Kay stared at her doll, uneven pieces of corn husk poking out in odd places, completely lopsided, and the memory of her as sixteen-year-old came to her. How her gift had rushed in on her as she’d stumbled down the stairs at home, foggy-headed from having just woken up. Going into the kitchen where her family were all eating breakfast—

Whoosh. Her doll went up in flames.

Madam Hedvika let out an unfamiliar word that was probably swearing in Czech and leapt up from her chair. She grabbed a vase of flowers from her sideboard, yanked the flowers out and upended the water on Kay’s corn doll, sending a flood across her worktable, soaking all the husks and dripping onto the floor.

‘I am so sorry,’ Kay whispered, looking at the wreckage and her smouldering doll.

Madam Hedvika opened her mouth and closed it a couple of times before she set the vase down. ‘No need to apologise. It is why you’re here after all.’

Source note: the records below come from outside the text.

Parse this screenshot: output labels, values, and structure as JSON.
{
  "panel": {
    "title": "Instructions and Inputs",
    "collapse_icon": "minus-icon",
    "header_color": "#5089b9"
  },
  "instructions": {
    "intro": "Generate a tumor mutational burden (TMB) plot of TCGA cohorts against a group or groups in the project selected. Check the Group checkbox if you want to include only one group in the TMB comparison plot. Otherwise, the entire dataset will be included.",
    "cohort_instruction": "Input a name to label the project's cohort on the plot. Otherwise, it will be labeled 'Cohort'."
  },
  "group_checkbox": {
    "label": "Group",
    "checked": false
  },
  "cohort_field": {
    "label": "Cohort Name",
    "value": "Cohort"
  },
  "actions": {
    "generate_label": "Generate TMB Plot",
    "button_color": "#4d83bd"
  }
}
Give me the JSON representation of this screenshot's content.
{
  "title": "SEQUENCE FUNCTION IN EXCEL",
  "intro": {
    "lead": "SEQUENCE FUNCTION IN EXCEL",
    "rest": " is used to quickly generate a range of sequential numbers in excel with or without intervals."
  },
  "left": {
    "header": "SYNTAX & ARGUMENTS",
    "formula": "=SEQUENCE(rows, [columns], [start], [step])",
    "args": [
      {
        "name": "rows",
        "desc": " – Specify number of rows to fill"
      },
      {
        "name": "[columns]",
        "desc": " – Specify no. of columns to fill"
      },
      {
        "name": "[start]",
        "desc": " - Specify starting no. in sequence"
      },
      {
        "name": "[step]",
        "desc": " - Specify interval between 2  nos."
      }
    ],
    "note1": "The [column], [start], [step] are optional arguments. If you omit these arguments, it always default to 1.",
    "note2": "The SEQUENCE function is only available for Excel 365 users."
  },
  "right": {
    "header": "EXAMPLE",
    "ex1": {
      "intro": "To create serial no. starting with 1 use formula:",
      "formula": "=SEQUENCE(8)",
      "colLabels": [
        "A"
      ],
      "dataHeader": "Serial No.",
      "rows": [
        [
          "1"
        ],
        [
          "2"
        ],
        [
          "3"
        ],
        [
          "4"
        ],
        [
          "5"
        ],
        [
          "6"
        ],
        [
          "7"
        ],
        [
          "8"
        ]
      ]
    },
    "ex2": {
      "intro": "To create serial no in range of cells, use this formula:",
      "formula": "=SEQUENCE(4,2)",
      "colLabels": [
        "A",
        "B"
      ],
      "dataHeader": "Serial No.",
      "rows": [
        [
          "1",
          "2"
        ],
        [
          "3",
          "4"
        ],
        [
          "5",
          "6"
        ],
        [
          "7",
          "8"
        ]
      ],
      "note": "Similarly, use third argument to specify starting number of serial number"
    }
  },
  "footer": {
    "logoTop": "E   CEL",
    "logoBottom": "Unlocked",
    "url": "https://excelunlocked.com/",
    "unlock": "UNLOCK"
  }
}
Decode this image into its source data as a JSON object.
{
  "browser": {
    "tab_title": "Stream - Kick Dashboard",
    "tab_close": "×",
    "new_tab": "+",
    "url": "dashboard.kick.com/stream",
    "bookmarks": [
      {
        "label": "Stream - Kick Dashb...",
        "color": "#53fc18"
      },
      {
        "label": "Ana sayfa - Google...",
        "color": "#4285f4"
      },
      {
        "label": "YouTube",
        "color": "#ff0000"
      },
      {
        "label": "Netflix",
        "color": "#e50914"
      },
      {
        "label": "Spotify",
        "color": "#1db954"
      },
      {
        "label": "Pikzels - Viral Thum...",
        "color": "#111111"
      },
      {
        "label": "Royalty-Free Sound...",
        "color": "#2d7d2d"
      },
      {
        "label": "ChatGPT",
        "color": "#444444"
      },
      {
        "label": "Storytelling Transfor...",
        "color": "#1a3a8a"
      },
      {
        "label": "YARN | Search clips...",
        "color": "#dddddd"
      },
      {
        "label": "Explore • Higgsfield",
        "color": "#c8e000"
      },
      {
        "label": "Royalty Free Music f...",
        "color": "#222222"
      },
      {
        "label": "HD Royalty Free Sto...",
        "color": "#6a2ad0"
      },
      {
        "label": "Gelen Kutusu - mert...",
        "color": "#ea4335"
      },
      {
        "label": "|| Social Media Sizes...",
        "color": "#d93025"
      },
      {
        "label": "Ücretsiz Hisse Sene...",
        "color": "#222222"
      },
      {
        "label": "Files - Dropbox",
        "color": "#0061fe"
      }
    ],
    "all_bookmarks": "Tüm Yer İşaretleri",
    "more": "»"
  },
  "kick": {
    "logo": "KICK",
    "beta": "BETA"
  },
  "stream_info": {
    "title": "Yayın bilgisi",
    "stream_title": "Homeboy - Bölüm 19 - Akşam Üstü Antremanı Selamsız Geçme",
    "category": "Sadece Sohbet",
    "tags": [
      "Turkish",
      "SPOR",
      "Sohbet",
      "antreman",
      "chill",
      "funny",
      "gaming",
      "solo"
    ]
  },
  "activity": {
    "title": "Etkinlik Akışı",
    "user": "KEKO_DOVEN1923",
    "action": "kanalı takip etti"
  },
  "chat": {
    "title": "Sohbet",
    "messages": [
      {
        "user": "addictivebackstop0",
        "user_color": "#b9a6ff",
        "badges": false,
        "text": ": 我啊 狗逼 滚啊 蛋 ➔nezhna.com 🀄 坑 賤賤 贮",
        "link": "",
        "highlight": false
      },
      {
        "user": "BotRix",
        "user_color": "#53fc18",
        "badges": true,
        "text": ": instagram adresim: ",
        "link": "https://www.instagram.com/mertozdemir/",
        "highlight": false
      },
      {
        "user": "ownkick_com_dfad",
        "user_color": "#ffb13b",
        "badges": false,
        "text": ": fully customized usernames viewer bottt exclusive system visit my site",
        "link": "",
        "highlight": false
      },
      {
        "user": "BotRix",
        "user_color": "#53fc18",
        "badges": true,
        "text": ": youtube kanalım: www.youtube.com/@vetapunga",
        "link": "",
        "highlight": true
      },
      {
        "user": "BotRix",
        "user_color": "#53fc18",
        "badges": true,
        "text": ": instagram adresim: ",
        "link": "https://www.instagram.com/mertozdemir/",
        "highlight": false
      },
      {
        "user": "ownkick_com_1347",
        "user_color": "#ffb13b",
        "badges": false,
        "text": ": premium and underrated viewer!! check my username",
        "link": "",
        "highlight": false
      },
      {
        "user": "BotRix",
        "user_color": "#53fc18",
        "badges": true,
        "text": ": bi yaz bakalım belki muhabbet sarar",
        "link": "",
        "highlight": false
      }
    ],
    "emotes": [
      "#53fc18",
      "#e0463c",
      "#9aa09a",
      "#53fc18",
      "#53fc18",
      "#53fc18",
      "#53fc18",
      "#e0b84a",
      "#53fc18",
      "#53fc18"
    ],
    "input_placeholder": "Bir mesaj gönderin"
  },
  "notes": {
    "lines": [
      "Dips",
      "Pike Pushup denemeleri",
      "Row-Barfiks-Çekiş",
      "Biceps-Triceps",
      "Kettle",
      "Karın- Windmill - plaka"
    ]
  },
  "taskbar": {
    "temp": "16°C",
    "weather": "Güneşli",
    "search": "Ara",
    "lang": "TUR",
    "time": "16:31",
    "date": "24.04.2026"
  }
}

‘Has this happened before then?’

‘Er … no. Not precisely this.’

‘So, you’re not sure what this means?’

‘Not yet.’ She leaned across the table and picked up the soggy doll. ‘But then I haven’t done my part.’ Madam Hedvika wrapped both her hands around the body of the doll lightly and closed her eyes.

Kay waited awkwardly, wanting to fix the mess that had been made of the table, but equally not wanting to disturb Madam Hedvika when she was concentrating.

After a minute, she opened her eyes, the little frown appearing between her eyebrows again. ‘You have a blockage. You must see past it to find your centre again.’

Kay blinked a couple of times. ‘What centre? The centre of my magic? Or, like, my centre as a person?’

Madam Hedvika tilted her head for a moment and studied Kay with infuriatingly opaque eyes. She passed Kay the charred doll and then held her hands out, palms down over the table. With a muttered spell and a gentle exhale, all the water rose and evaporated from the corn husks, thread, and puddles on the table.

She sat down opposite Kay once more and laced her fingers together. ‘I think the best course of action is for you to stop using your magic entirely.’

‘What? Forever?’ Kay’s stomach did a queasy flop at the thought. She wasn’t the most active witch, and her feelings towards her gift were best left unsaid, but being told she couldn’t ever use her magic was a little like someone insulting your sibling. You might find them irritating, but to have someone else hurt them was just wrong. An affront.

‘No, no.’ A small smile touched Madam Hedvika’s lips. ‘Just until you have had a chance to work out when precisely this blockage occurred and why. Once you’ve figured this out, you must take your doll, remove the pinned husk that is helping to shape her and repeat what you did here.’